The name Mo Ye is derived from an ancient Chinese legend of swordsmiths.
Installation
pkg> add MoYe
Quick Start
julia> data = [i for i in 1:48];
julia> a = MoYeArray(data, @Layout((6,8)))
6×8 MoYeArray{Int64, 2, ViewEngine{Int64, Ptr{Int64}}, Layout{2, Tuple{Static.StaticInt{6}, Static.StaticInt{8}}, Tuple{Static.StaticInt{1}, Static.StaticInt{6}}}}:
1 7 13 19 25 31 37 43
2 8 14 20 26 32 38 44
3 9 15 21 27 33 39 45
4 10 16 22 28 34 40 46
5 11 17 23 29 35 41 47
6 12 18 24 30 36 42 48
julia> subtile_a = @tile a static((3,4)) (1, 2) # partition a into subtiles of shape 3 x 4, returns the subtile at (1,2)

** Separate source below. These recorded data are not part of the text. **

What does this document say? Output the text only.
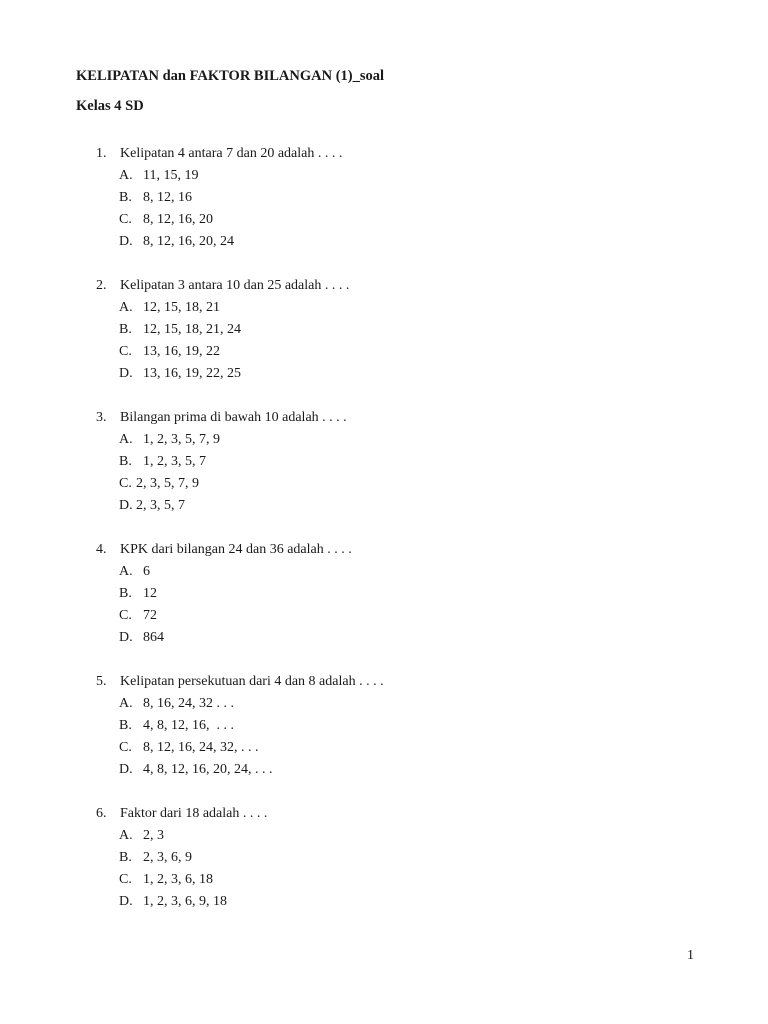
KELIPATAN dan FAKTOR BILANGAN (1)_soal
Kelas 4 SD
1. Kelipatan 4 antara 7 dan 20 adalah . . . .
A. 11, 15, 19
B. 8, 12, 16
C. 8, 12, 16, 20
D. 8, 12, 16, 20, 24
2. Kelipatan 3 antara 10 dan 25 adalah . . . .
A. 12, 15, 18, 21
B. 12, 15, 18, 21, 24
C. 13, 16, 19, 22
D. 13, 16, 19, 22, 25
3. Bilangan prima di bawah 10 adalah . . . .
A. 1, 2, 3, 5, 7, 9
B. 1, 2, 3, 5, 7
C. 2, 3, 5, 7, 9
D. 2, 3, 5, 7
4. KPK dari bilangan 24 dan 36 adalah . . . .
A. 6
B. 12
C. 72
D. 864
5. Kelipatan persekutuan dari 4 dan 8 adalah . . . .
A. 8, 16, 24, 32 . . .
B. 4, 8, 12, 16,  . . .
C. 8, 12, 16, 24, 32, . . .
D. 4, 8, 12, 16, 20, 24, . . .
6. Faktor dari 18 adalah . . . .
A. 2, 3
B. 2, 3, 6, 9
C. 1, 2, 3, 6, 18
D. 1, 2, 3, 6, 9, 18
1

3×4 MoYeArray{Int64, 2, ViewEngine{Int64, Ptr{Int64}}, Layout{2, Tuple{Static.StaticInt{3}, Static.StaticInt{4}}, Tuple{Static.StaticInt{1}, Static.StaticInt{6}}}}:
25 31 37 43
26 32 38 44
27 33 39 45
julia> workitems_a = @parallelize subtile_a static((3,2)) (1,1) # 3 x 2 threads, returns what thread (1,1) is working on
1×2 MoYeArray{Int64, 2, ViewEngine{Int64, Ptr{Int64}}, Layout{2, Tuple{Static.StaticInt{1}, Static.StaticInt{2}}, Tuple{Static.StaticInt{0}, Static.StaticInt{12}}}}:
25 37
julia> for i in eachindex(workitems_a)
workitems_a[i] = 0
end
julia> a
6×8 MoYeArray{Int64, 2, ViewEngine{Int64, Ptr{Int64}}, Layout{2, Tuple{Static.StaticInt{6}, Static.StaticInt{8}}, Tuple{Static.StaticInt{1}, Static.StaticInt{6}}}}:
1 7 13 19 0 31 0 43
2 8 14 20 26 32 38 44
3 9 15 21 27 33 39 45
4 10 16 22 28 34 40 46
5 11 17 23 29 35 41 47
6 12 18 24 30 36 42 48
julia> @tile subtile_a static((3,1)) (1, 2) # if you want, you can always tile a subtile
3×1 MoYeArray{Int64, 2, ViewEngine{Int64, Ptr{Int64}}, Layout{2, Tuple{Static.StaticInt{3}, Static.StaticInt{1}}, Tuple{Static.StaticInt{1}, Static.StaticInt{0}}}}:
31
32
33
Tile Iterator
julia> data = collect(1:36);
julia> A = MoYeArray(data, @Layout((4,9)))
4×9 MoYeArray{Int64, 2, ViewEngine{Int64, Ptr{Int64}}, Layout{2, Tuple{Static.StaticInt{4}, Static.StaticInt{9}}, Tuple{Static.StaticInt{1}, Static.StaticInt{4}}}} with indices static(1):static(4)×static(1):static(9):
1 5 9 13 17 21 25 29 33
2 6 10 14 18 22 26 30 34
3 7 11 15 19 23 27 31 35
4 8 12 16 20 24 28 32 36
julia> tiled_A = zipped_divide(A, (@Layout(2), @Layout(3))) # 2 × 3 tile
6×6 MoYeArray{Int64, 2, ViewEngine{Int64, Ptr{Int64}}, Layout{2, Tuple{Tuple{Static.StaticInt{2}, Static.StaticInt{3}}, Tuple{Static.StaticInt{2}, Static.StaticInt{3}}}, Tuple{Tuple{Static.StaticInt{1}, Static.StaticInt{4}}, Tuple{Static.StaticInt{2}, Static.StaticInt{12}}}}} with indices static(1):static(6)×static(1):static(6):
1 3 13 15 25 27
2 4 14 16 26 28
5 7 17 19 29 31
6 8 18 20 30 32
9 11 21 23 33 35
10 12 22 24 34 36
julia> for i in axes(tiled_A, 2)
@show view(tiled_A, :, i)
end
view(tiled_A, :, i) = [1, 2, 5, 6, 9, 10]
view(tiled_A, :, i) = [3, 4, 7, 8, 11, 12]
view(tiled_A, :, i) = [13, 14, 17, 18, 21, 22]
view(tiled_A, :, i) = [15, 16, 19, 20, 23, 24]
view(tiled_A, :, i) = [25, 26, 29, 30, 33, 34]
view(tiled_A, :, i) = [27, 28, 31, 32, 35, 36]
Current Status
Tensor Core MMA
: Traits-Level Support - see mma_unpack
One of the future goals is to support composable tiled mma. Contributions from the community are very much welcome and encouraged. If you're interested in helping out, please don't hesitate to get in touch or submit a pull request.
Notes on WMMA
Supporting WMMA is not a priority for MoYe, it is considered an outdated class of API.